Memory

Swissbit's reasons to buy their CFexpress

23rd February 2022
Beatrice O'Flaherty
0

After Compact Flash and CFast, CFexpress marks the next most important leap forward in the development of industrial memory cards. But where exactly are the advantages and why does the form factor have the potential to become the number one removable storage media for demanding industrial applications? Roger Griesemer, General Manager Memory Solutions at Swissbit, has compiled five arguments.

1. Performance

Originally developed for high-end photography and other consumer applications, CFexpress combines the benefits of a removable storage medium with the performance of a PCIe SSD. With a 2-lane NVMe 1.3 and PCIe Gen 3.1 specification interface, CFexpress achieves up to 1,620 MB/s for sequential reads and 840 MB/s for sequential writes. The performance increase is particularly evident when compared to the read data rates of Compact Flash cards (120 MB/s) and CFast (520 MB/s).

2. Temperature Resistance

High performance always goes hand in hand with increasing heat development. CFexpress compensates for this supposed shortcoming with a robust metal housing (CFexpress 2.0 type B), which, due to its size (38.5 × 29.8 × 3.8 mm) and design, enables excellent heat dissipation to make the high performance usable. This is particularly important in industrial environments with high temperatures and fanless housings.

3. Robustness

The already mentioned CFexpress 2.0 type B housing offers excellent mechanical protection against environmental influences – even in harsh production environments.

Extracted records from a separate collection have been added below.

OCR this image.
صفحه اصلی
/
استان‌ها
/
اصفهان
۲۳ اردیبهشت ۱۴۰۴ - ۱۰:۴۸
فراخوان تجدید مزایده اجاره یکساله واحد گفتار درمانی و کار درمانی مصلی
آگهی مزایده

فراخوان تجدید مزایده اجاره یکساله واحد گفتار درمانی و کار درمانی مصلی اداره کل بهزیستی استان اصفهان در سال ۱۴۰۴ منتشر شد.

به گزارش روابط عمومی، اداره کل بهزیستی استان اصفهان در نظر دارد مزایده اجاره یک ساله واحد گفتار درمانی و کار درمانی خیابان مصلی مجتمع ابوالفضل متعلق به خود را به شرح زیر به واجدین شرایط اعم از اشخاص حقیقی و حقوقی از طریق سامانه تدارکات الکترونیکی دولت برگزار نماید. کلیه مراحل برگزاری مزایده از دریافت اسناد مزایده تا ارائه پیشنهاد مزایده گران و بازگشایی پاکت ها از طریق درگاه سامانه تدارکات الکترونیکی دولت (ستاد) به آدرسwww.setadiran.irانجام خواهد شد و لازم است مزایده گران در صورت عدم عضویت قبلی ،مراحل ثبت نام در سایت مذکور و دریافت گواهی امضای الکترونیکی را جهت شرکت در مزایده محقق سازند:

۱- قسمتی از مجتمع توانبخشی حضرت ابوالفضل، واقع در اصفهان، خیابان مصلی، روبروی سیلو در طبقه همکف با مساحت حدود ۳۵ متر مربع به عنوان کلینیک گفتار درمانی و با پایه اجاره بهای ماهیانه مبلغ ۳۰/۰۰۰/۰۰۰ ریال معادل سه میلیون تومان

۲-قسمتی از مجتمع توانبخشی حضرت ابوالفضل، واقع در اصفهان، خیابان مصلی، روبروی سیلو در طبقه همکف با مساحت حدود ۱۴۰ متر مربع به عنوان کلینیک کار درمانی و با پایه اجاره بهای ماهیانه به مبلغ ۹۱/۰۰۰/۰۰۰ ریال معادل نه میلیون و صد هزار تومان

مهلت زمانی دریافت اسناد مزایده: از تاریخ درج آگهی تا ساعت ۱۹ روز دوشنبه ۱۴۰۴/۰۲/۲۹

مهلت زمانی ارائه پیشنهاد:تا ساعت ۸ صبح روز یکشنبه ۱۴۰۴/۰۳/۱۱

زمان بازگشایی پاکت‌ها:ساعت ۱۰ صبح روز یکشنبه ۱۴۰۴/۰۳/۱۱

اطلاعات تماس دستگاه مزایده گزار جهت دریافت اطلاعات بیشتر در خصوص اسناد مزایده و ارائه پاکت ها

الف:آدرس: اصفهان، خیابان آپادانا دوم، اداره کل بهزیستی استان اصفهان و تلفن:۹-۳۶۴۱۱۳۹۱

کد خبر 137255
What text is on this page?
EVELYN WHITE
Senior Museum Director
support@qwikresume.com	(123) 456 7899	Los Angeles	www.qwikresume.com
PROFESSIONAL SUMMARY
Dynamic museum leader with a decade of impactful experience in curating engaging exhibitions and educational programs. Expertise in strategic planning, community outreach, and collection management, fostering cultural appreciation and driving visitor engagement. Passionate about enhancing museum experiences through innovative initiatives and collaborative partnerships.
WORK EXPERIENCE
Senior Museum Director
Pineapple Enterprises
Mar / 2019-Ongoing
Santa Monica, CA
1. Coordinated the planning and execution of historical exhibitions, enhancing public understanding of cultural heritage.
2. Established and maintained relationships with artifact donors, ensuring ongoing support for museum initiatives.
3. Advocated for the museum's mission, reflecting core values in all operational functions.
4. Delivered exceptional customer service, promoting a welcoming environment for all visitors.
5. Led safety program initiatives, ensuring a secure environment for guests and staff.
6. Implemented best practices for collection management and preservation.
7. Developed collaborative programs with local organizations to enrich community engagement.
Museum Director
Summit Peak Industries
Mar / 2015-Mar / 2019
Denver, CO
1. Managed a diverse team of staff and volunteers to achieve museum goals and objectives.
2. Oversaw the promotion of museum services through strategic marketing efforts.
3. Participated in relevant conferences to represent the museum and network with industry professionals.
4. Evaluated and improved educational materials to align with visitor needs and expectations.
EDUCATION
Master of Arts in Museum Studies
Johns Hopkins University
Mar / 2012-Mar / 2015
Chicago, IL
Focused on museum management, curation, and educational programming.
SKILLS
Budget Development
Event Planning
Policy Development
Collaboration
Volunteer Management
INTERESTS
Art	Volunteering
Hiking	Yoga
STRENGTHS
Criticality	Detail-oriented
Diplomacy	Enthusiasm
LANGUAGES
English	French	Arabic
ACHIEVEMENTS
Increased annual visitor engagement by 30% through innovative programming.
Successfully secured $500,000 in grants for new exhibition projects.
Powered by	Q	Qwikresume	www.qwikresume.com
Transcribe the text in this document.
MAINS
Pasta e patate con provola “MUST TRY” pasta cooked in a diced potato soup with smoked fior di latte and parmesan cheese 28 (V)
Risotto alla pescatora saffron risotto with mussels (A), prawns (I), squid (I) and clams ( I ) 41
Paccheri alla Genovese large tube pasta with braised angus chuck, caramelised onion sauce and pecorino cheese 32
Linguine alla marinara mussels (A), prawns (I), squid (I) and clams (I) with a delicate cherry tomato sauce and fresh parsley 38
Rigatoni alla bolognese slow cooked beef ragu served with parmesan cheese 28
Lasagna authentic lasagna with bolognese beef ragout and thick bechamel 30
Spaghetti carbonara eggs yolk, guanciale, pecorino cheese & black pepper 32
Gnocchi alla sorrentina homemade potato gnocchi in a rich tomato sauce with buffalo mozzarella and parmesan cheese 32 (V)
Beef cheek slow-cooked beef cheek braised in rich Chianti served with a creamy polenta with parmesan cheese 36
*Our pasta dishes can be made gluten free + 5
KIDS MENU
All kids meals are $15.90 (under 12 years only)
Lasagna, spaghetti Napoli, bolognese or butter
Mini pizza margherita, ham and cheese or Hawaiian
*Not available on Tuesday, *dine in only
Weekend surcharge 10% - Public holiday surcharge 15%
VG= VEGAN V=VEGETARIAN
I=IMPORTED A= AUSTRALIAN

The construction with completely covered pins, which are thus protected from touch, makes CFexpress cards almost insensitive to the ingress of dust or moisture and at the same time resistant to vibration.

4. Flexibility

CFexpress can demonstrate its advantages in numerous applications ranging from industrial automation and gaming to transportation and medical technology. This flexibility is promoted by additional properties such as hot-plug capability (replacement during operation) and simple host implementation without bridges or multiplexers in native PCIe host systems.

5. Future-proof

Although SATA is still quite common in some applications and systems, there is no denying the triumph of PCIe. In combination with the NVMe protocol, PCIe is the established SSD storage interface that stands for high bandwidth and low latency. This also applies to the majority of future host controllers, which will rely on PCIe / NVMe by default and thus underline the pioneering positioning of CFexpress as an exchangeable storage medium.